A partir de agora, as organizações não governamentais (ONGs) que atuam na Venezuela estarão obrigadas a cumprir normas de prestação de contas ao Ministério do Interior, sob pena de multas. A Assembleia Nacional Bolivariana da Venezuela, de maioria esmagadora chavista, aprovou uma lei interpretada pelas entidades de sociedade civil como uma agressão aos direitos civis e às liberdades individuais, além de uma tentativa de controlar a oposição. A medida se insere em um pacote de leis solicitadas pelo presidente Nicolás Maduro — uma das legislações, que propõe "punir o fascismo", será debatida na próxima semana.
De acordo com o jornal El Nacional, a Assembleia Nacional também concordou em incluir na legislação a proibição para que as ONGs recebam aportes financeiros para "financiamento do terrorismo". A modificação foi proposta pelo deputado Diosdado Cabello, número dois do chavismo. O parlamentar justificou que algumas organizações aplicam dinheiro recebido em guarimbas, como são chamadas na Venezuela as manifestações de caráter violento. O regime de Maduro qualificou algumas ONGs como "fachadas para o financiamento de atividades terroristas". O Alto Comissariado das Nações Unidas para os Direitos Humanos tinha solicitado às autoridades venezuelanas que interrompessem a aprovação "de leis que minem o espaço cívico e democrático".
Para Rafael Uzcátegui, coordenador geral da ONG Programa Venezuelano de Educação e Ação em Direitos Humanos (Provea), uma das ONGS mais respeitadas de Caracas, o regime de Maduro pretende acabar com a sociedade civil independente. "A Venezuela seguirá os passos da Nicarágua e colocará à margem da lei os ativistas e defensores dos direitos humanos, empurrando-os para o exílio", afirmou ao Correio.
"Vemos essa lei com muita preocupação, pois ela se inscreve dentro do marco de repressão à sociedade civil venezuelano. O fato de ter sido aprovada depois das eleições de 28 de julho sugere um gesto que é parte da agenda repressiva. Querem calar as vozes críticas e independentes da Venezuela", desabafou à reportagem, por telefone, Alí Daniels, advogado e codiretor da ONG Acceso a la Justicia (em Caracas).

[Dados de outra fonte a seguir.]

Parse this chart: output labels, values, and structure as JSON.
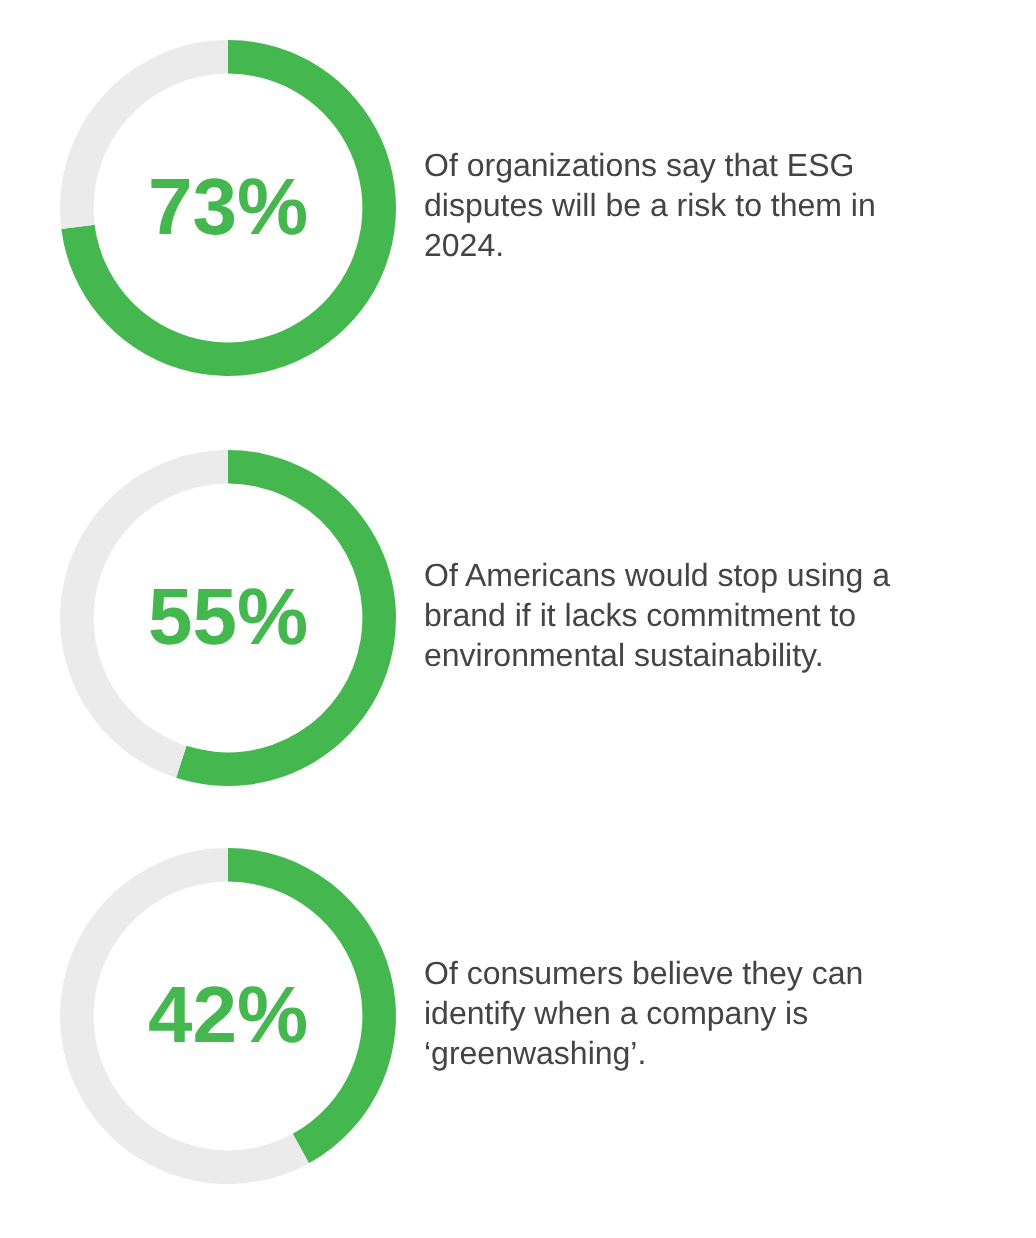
{
  "chart_data": [
    {
      "type": "donut",
      "categories": [
        null,
        null
      ],
      "values": [
        73,
        27
      ],
      "colors": [
        "#44b84f",
        "#ebebeb"
      ],
      "value_labels": [
        "73%",
        null
      ],
      "annotations": [
        "Of organizations say that ESG disputes will be a risk to them in 2024."
      ],
      "legend": false
    },
    {
      "type": "donut",
      "categories": [
        null,
        null
      ],
      "values": [
        55,
        45
      ],
      "colors": [
        "#44b84f",
        "#ebebeb"
      ],
      "value_labels": [
        "55%",
        null
      ],
      "annotations": [
        "Of Americans would stop using a brand if it lacks commitment to environmental sustainability."
      ],
      "legend": false
    },
    {
      "type": "donut",
      "categories": [
        null,
        null
      ],
      "values": [
        42,
        58
      ],
      "colors": [
        "#44b84f",
        "#ebebeb"
      ],
      "value_labels": [
        "42%",
        null
      ],
      "annotations": [
        "Of consumers believe they can identify when a company is ‘greenwashing’."
      ],
      "legend": false
    }
  ]
}
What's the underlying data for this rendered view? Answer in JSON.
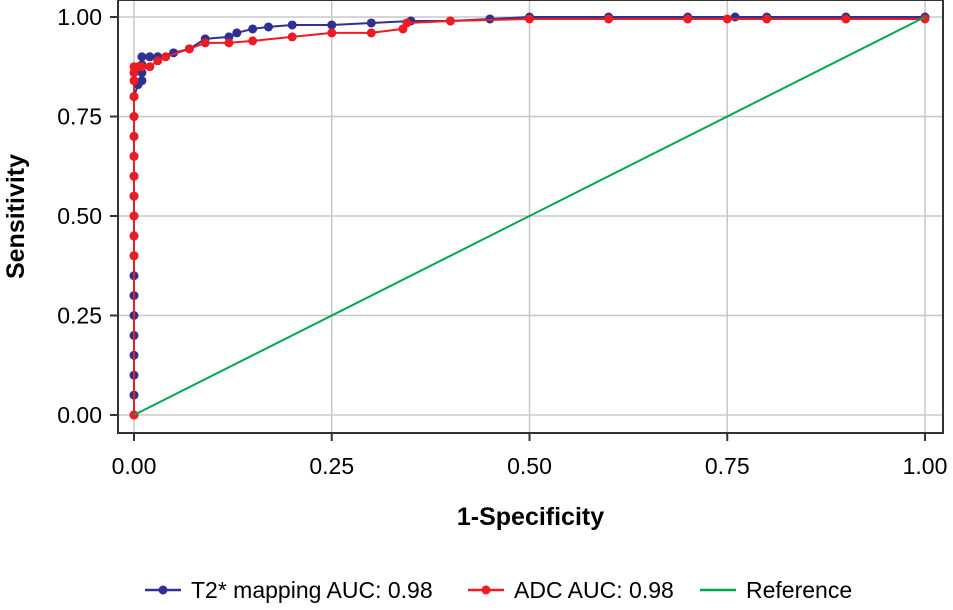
{
  "chart_data": {
    "type": "line",
    "title": "",
    "xlabel": "1-Specificity",
    "ylabel": "Sensitivity",
    "xlim": [
      0,
      1
    ],
    "ylim": [
      0,
      1
    ],
    "grid": true,
    "legend_position": "bottom",
    "x_ticks": [
      0,
      0.25,
      0.5,
      0.75,
      1
    ],
    "x_tick_labels": [
      "0.00",
      "0.25",
      "0.50",
      "0.75",
      "1.00"
    ],
    "y_ticks": [
      0,
      0.25,
      0.5,
      0.75,
      1
    ],
    "y_tick_labels": [
      "0.00",
      "0.25",
      "0.50",
      "0.75",
      "1.00"
    ],
    "series": [
      {
        "name": "T2* mapping AUC: 0.98",
        "color": "#2e3192",
        "markers": true,
        "points": [
          [
            0,
            0
          ],
          [
            0,
            0.05
          ],
          [
            0,
            0.1
          ],
          [
            0,
            0.15
          ],
          [
            0,
            0.2
          ],
          [
            0,
            0.25
          ],
          [
            0,
            0.3
          ],
          [
            0,
            0.35
          ],
          [
            0,
            0.4
          ],
          [
            0,
            0.45
          ],
          [
            0,
            0.5
          ],
          [
            0,
            0.55
          ],
          [
            0,
            0.6
          ],
          [
            0,
            0.65
          ],
          [
            0,
            0.7
          ],
          [
            0,
            0.75
          ],
          [
            0,
            0.8
          ],
          [
            0.005,
            0.83
          ],
          [
            0.01,
            0.84
          ],
          [
            0.01,
            0.86
          ],
          [
            0.01,
            0.88
          ],
          [
            0.01,
            0.9
          ],
          [
            0.02,
            0.9
          ],
          [
            0.03,
            0.9
          ],
          [
            0.05,
            0.91
          ],
          [
            0.07,
            0.92
          ],
          [
            0.09,
            0.945
          ],
          [
            0.12,
            0.95
          ],
          [
            0.13,
            0.96
          ],
          [
            0.15,
            0.97
          ],
          [
            0.17,
            0.975
          ],
          [
            0.2,
            0.98
          ],
          [
            0.25,
            0.98
          ],
          [
            0.3,
            0.985
          ],
          [
            0.35,
            0.99
          ],
          [
            0.4,
            0.99
          ],
          [
            0.45,
            0.995
          ],
          [
            0.5,
            1
          ],
          [
            0.6,
            1
          ],
          [
            0.7,
            1
          ],
          [
            0.76,
            1
          ],
          [
            0.8,
            1
          ],
          [
            0.9,
            1
          ],
          [
            1,
            1
          ]
        ]
      },
      {
        "name": "ADC AUC: 0.98",
        "color": "#ed1c24",
        "markers": true,
        "points": [
          [
            0,
            0
          ],
          [
            0,
            0.4
          ],
          [
            0,
            0.45
          ],
          [
            0,
            0.5
          ],
          [
            0,
            0.55
          ],
          [
            0,
            0.6
          ],
          [
            0,
            0.65
          ],
          [
            0,
            0.7
          ],
          [
            0,
            0.75
          ],
          [
            0,
            0.8
          ],
          [
            0,
            0.84
          ],
          [
            0,
            0.86
          ],
          [
            0,
            0.875
          ],
          [
            0.005,
            0.875
          ],
          [
            0.01,
            0.875
          ],
          [
            0.02,
            0.875
          ],
          [
            0.03,
            0.89
          ],
          [
            0.04,
            0.9
          ],
          [
            0.07,
            0.92
          ],
          [
            0.09,
            0.935
          ],
          [
            0.12,
            0.935
          ],
          [
            0.15,
            0.94
          ],
          [
            0.2,
            0.95
          ],
          [
            0.25,
            0.96
          ],
          [
            0.3,
            0.96
          ],
          [
            0.34,
            0.97
          ],
          [
            0.345,
            0.985
          ],
          [
            0.4,
            0.99
          ],
          [
            0.5,
            0.995
          ],
          [
            0.6,
            0.995
          ],
          [
            0.7,
            0.995
          ],
          [
            0.75,
            0.995
          ],
          [
            0.8,
            0.995
          ],
          [
            0.9,
            0.995
          ],
          [
            1,
            0.995
          ]
        ]
      },
      {
        "name": "Reference",
        "color": "#00a651",
        "markers": false,
        "points": [
          [
            0,
            0
          ],
          [
            1,
            1
          ]
        ]
      }
    ]
  }
}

Ele explicou que, antes da lei, quando um grupo de pessoas tentava registrar uma organização no país, as autoridades devolviam a solicitação e as impediam de fazê-lo, sob a justificativa de que o estatuto incluía palavras proibidas, como "direitos humanos". "Isso prova que sempre existiu um fechamento dos espaços cívicos. A situação vai piorar. A lei obrigará todas as organizações, inclusive as existentes, a se inscreverem novamente, sob pena de perder a nossa personalidade jurídica. Ficaremos à mercê do governo, que decidirá qual ONG será legalizada e quando", lamentou Daniels.
Ainda de acordo com Daniels, nem mesmo organizações mais vocais, como a Provea, poderão apelar aos tribunais. "Na Venezuela, o Poder Judiciário não é imparcial nem independente. Os juízes não julgam, mas obedecem. Corremos o risco de sairmos piores do que entramos, caso recorramos ao Tribunal Supremo de Justiça", disse o advogado e codiretor do Acceso a la Justicia. "Uma das organizações está em grande perigo, o Cedice, que defende ideias liberais. Segundo a lei, não poderão ser registradas entidades com ideias 'fascistas' — como o conservadorismo moral e o neoliberalismo. "A ONG Cedice atua há mais de 40 anos de serviços prestados à sociedade venezuelana. Ela poderá se tornar ilegal e seus membros poderão ser perseguidos e sujeitos a uma pena de 8 a 12 anos", acrescentou Daniels. A reportagem entrou em contato com a Cedice, mas a fonte alegou que preferiria não dar entrevistas, por motivos de segurança.
O QUE DIZ A NORMA
A normativa obriga as organizações não governamentais e organizações sem fins lucrativos a se inscreverem em um registro local e fazer uma "uma relação das doações recebidas com plena identificação dos doadores, informando se eles são cidadãos do país ou estrangeiros". Tudo sob a supervisão do Ministério do Interior. O descumprimento acarreta multas que podem chegar a US$ 10 mil (R$ 55 mil). A lei foi proposta por Diosdado Cabello, número dois do chavismo, em janeiro de 2023. Ele acusou mais de 60 organizações de "desestabilizar" a Venezuela.